Wednesday, November 18, 2009

The Global Imagined Community

What has come to take the place of the mediaeval conception of simultaneity-along-time is, to borrow again from Benjamin, an idea of ‘homogenous, empty time,’ in which simultaneity is, as it were, transverse, cross-time, marked not by prefiguring and fulfillment, but by temporal coincidence, and measure by clock and calendar.

(Anderson 24)

In this part of his essay, Anderson explains the concept of simultaneity-cross-time, the frame in which modern humanity operates according to man-made concepts of time and space. In an ever internationalizing world, this concept rings truer since people of one nation are more aware of, and affected by, the fact that citizens of another are moving about, living, much the same as they are living at the same time. Soon after this passage, Anderson uses an example of the reading of newspapers internationally, which particularly illuminated this concept for me: many of us wake up in the morning and read the newspaper (or at least encounter some form of global media with or without intending to via the Internet or the public), and are thus unintentionally brought in to the global imagined community. These forms of media connect us to the media-informed of other nations in our daily, ritualistic “imagining” of the world as we see it through news headlines – someone in China might be reading about Obama’s most recent stopover in Asia in Chinese and with a bias different from my own, but both of us have formulated an opinion on what this event means and are now connected in our understanding and participation in the global imagined community. This community may be imagined, or “marked not by prefiguring or fulfillment” since we do not always intend to create it, but it is nevertheless powerful in its ability to unconsciously link the world.

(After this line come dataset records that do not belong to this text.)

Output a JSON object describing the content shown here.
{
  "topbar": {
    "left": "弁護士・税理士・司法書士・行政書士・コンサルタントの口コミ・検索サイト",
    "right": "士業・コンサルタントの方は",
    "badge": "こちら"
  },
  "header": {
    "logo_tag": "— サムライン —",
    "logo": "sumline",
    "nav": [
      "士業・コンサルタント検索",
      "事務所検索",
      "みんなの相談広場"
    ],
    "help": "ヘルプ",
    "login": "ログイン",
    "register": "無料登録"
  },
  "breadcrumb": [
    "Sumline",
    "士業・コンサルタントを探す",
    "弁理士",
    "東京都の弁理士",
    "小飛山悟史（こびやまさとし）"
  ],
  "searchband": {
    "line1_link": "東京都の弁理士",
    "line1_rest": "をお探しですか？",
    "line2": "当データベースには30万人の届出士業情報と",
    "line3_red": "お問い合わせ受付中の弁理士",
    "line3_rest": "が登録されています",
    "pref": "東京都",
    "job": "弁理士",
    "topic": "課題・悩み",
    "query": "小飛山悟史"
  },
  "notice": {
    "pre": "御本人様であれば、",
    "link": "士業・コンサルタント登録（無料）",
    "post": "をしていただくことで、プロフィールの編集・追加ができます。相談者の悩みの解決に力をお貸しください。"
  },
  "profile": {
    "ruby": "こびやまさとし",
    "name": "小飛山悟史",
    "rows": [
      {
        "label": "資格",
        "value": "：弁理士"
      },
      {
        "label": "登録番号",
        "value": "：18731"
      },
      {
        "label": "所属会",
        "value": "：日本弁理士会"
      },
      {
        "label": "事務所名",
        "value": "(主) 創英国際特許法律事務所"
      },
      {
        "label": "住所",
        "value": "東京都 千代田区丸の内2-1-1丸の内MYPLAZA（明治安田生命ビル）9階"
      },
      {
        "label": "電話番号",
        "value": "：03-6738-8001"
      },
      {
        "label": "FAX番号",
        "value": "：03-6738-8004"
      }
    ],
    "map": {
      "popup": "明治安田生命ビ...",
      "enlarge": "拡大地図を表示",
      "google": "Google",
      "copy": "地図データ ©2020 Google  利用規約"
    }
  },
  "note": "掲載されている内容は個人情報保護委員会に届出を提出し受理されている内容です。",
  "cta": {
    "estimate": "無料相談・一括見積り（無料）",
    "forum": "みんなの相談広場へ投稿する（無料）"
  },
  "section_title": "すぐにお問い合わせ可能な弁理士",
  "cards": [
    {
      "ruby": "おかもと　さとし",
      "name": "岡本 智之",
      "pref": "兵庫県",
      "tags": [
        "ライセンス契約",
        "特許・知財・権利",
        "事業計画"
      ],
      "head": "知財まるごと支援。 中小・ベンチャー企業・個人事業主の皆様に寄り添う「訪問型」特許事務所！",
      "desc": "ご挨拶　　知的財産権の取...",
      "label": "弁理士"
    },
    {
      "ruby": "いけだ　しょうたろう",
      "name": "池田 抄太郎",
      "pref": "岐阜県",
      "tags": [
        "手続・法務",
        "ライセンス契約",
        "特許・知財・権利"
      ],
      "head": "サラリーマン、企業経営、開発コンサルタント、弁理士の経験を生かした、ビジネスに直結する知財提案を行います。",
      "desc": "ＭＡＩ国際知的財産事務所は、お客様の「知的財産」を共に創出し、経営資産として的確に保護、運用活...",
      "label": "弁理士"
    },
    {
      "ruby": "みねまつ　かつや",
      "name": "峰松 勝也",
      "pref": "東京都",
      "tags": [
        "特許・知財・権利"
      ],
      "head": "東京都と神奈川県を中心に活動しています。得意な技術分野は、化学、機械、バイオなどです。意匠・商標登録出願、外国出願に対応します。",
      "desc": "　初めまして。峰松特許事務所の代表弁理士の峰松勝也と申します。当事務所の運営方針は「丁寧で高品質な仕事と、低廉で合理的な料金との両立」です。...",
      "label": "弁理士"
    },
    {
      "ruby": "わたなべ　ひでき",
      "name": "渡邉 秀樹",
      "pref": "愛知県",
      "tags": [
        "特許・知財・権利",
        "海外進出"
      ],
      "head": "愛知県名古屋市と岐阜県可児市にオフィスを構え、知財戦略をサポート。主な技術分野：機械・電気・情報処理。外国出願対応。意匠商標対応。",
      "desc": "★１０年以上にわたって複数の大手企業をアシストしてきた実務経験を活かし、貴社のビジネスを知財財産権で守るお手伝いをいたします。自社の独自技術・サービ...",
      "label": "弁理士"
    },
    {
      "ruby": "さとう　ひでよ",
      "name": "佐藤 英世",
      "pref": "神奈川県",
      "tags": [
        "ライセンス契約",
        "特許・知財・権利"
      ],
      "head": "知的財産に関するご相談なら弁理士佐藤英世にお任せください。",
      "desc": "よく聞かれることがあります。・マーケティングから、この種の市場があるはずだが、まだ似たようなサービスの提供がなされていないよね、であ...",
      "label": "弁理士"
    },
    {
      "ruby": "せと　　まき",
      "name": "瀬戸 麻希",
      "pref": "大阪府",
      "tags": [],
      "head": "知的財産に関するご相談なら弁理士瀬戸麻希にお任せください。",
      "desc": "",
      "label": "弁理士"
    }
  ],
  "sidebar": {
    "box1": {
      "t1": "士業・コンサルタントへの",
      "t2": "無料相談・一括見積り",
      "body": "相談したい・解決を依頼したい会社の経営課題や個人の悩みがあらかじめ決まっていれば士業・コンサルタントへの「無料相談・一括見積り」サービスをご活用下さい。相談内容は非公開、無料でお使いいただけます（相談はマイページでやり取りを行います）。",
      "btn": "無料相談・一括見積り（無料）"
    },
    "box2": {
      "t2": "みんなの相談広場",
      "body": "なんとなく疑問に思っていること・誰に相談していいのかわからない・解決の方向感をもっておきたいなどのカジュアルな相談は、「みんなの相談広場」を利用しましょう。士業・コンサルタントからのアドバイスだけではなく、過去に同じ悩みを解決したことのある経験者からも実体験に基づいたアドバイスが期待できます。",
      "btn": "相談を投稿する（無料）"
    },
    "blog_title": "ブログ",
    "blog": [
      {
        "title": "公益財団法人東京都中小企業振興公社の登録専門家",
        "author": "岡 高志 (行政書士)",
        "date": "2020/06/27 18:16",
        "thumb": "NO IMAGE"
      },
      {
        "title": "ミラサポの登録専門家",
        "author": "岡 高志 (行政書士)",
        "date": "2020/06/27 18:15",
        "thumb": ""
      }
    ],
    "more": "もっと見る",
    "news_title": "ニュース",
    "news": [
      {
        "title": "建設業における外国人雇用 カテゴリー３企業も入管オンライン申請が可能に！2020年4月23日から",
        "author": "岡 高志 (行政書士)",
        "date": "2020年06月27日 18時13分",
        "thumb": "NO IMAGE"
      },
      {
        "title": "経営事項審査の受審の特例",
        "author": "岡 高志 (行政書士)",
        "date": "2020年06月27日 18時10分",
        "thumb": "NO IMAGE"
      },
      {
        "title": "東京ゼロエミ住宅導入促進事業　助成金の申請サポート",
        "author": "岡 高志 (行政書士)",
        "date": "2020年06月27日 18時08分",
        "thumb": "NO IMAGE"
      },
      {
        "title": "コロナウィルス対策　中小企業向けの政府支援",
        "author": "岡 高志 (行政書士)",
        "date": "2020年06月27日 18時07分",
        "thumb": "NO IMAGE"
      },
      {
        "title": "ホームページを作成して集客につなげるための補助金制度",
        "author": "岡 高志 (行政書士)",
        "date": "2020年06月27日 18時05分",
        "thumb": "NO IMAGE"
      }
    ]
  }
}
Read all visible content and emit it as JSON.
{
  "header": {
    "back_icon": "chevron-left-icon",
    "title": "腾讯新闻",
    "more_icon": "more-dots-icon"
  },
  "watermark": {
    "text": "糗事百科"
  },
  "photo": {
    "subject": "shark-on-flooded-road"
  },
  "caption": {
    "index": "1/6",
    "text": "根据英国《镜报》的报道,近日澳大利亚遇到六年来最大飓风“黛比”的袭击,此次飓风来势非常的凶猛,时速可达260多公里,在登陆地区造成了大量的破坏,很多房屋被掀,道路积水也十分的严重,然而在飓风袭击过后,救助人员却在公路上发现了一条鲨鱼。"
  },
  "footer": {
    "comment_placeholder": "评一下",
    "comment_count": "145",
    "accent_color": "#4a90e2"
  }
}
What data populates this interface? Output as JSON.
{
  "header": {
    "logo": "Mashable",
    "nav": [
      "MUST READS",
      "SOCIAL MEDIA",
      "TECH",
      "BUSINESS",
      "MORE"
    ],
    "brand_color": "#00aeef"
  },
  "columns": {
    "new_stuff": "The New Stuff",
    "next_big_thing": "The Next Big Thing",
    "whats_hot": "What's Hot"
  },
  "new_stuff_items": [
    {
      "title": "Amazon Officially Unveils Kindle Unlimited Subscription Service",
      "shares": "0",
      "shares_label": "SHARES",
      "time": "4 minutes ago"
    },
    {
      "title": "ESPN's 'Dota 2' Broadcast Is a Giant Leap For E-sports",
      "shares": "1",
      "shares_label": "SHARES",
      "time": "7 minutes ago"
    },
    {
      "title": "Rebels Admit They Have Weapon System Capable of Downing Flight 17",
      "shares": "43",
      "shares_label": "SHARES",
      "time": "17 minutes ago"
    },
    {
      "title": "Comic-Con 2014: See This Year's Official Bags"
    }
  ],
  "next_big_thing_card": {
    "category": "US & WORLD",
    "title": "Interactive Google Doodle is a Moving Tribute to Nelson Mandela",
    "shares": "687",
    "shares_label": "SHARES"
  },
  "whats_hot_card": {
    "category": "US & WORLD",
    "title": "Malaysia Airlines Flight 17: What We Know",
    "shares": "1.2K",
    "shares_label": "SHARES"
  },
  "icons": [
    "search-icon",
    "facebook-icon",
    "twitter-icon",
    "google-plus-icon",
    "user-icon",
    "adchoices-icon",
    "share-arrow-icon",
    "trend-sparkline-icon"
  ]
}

When one moves back and looks at the larger picture of the various stories in Silko’s The Almanac of the Dead, one can see the unconscious and inevitable connections Silko depicts across cultures, nations, and peoples. Sterling, for instance, is hired to protect the Laguna tribe from the prying of the American film crew that is constantly violating Native customs; but, it is a losing battle from the start as the tribe has overestimated Sterling’s knowledge of modern culture and underestimated the film crew, i.e. the pervasiveness of American consumerist culture. In the face of a younger generation with less interest in its own Native culture and an increasingly impeaching American culture, the Tribal Council exiles Sterling less out of reason, than out of a need of a scapegoat for the loss and doom of “the Indian way”. Sterling comments on the diminution of Native culture and ties it to the history of African tribes:

…Sterling had begun to realize that people he had been used to calling “Mexicans” were really remnants of different kinds of Indians. But what had remained of what was Indian was in appearance only – the skin and hair and the eyes. The cheekbones and nose like eagles and hawks. They had lost contact with their tribes and their ancestors’ worlds…Indians flung across the world forever separated from their tribes and from their ancestral lands – that kind of think had been happening to human beings since the beginning of time. African tribes had been sold into slavery all over the Earth.

(Silko 88)

It is interesting that Silko uses African tribes in comparison to these Native American tribes because it further highlights the brutality and effectiveness of American (presumably white) culture in disintegrating tribal, community and land-based lifestyles. The demand for slaves during America’s colonial period, another form of American consumerism, brutally eradicated, or weakened, many African tribal cultures because these cultures were easy to impose upon and exploit. Both examples demonstrate the negative effects of the global community Anderson described: the assimilation, which means to say eradication, of materially weaker cultures (those that are tribal or technologically undeveloped) into a greater, materialistic, pervasive Western culture.